The group tasked with forming recommendations for the FMP to the AISD board of trustees is an 18-member citizen committee known as the FABPAC, or the Facilities and Bond Planning Advisory Committee. The FABPAC recently received preliminary options for the FMP from one of the district’s facility development consultants, Brailsford & Dunlavey Inc.
“This is a stakeholder-driven process,” said Frank Fuller, communications administrative services supervisor for the facilities department.
Public feedback has been a key element of the FMP process in determining how facilities can be modernized to serve the community, Turner said. Two more community engagement series events are scheduled for January and February to prepare for March 27 when the board is scheduled to vote on the FABPAC’s recommendations.

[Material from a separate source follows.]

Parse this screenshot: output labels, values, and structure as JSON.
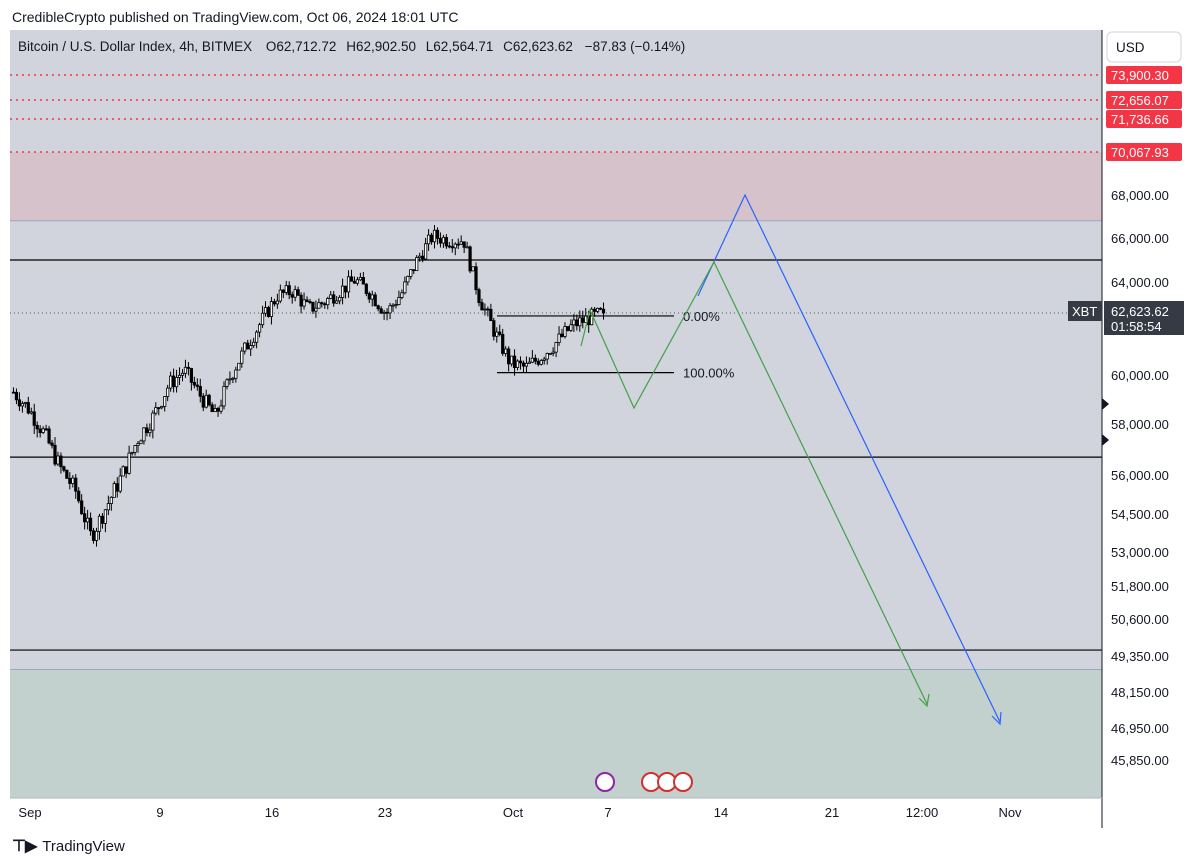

Based on objective data gathered through evaluations of each facility, a series of planning strategies was developed to guide the project recommendations, sequencing and priorities. In a nutshell, the FABPAC will base its prioritization of schools on a system coined “The Worst First.”
“This is a way of ensuring that if you are the worst school with the most need, we will take care of you first,” said Greg R. Smith, Brailsford & Dunlavey Inc. project manager.
Each school was assigned two separate grades based on the findings of assessments that measured the facility’s condition and how well the building fosters teaching and learning. A school that scored in the “average” range on the facilities condition assessment will require minor repairs as well as infrequent larger system repairs within 12 to 25 years of the plan’s implementation. Significant repairs or replacements will be required within 12 years for schools scoring in the “poor” range, and schools scoring in the “very poor” range will require either an overhaul or replacement within the first six years of the plan’s implementation.
Of the schools assessed in Northwest Austin, none received a grade of “poor” or “very poor”; however, seven were rated at “average.” Those schools include Hill, McBee, Summitt and Wooldridge elementary schools; Burnet and Murchison middle schools; and Lanier High School.
The FMP also takes into account the utilization of schools. If a building has a history of low enrollment or a consistent declining population within its current boundaries, the FABPAC may consider consolidating that school with another school nearby, Smith said. This fits in with the FMP’s goals of increasing efficiencies and the value of taxpayer dollars by “right-sizing” facilities.
“One of the key components of the planning strategies is that if there are consolidations, students would always be going into a modernized school,” he said. “They would never be moving back into an equal or worse condition; they would be going to a school that has been substantially improved.”
Smith also pointed out that preliminary options are not set in stone, and will be contingent upon review by the FABPAC, community input and, eventually, a vote from the board of trustees.
“This process is deliberate,” he said. “We are trying to take an objective look first, and then the next step is to get those qualitative pieces—the things we aren’t thinking of or what makes Austin unique, and infusing those with the data-based options.”
Over the next few months, the FABPAC will continue to review preliminary options and begin to draft a recommendation to present to the AISD board of trustees. Once the FMP update has been approved, Brailsford & Dunlavey Inc., along with the FABPAC, will develop bond recommendations for a potential bond election next November.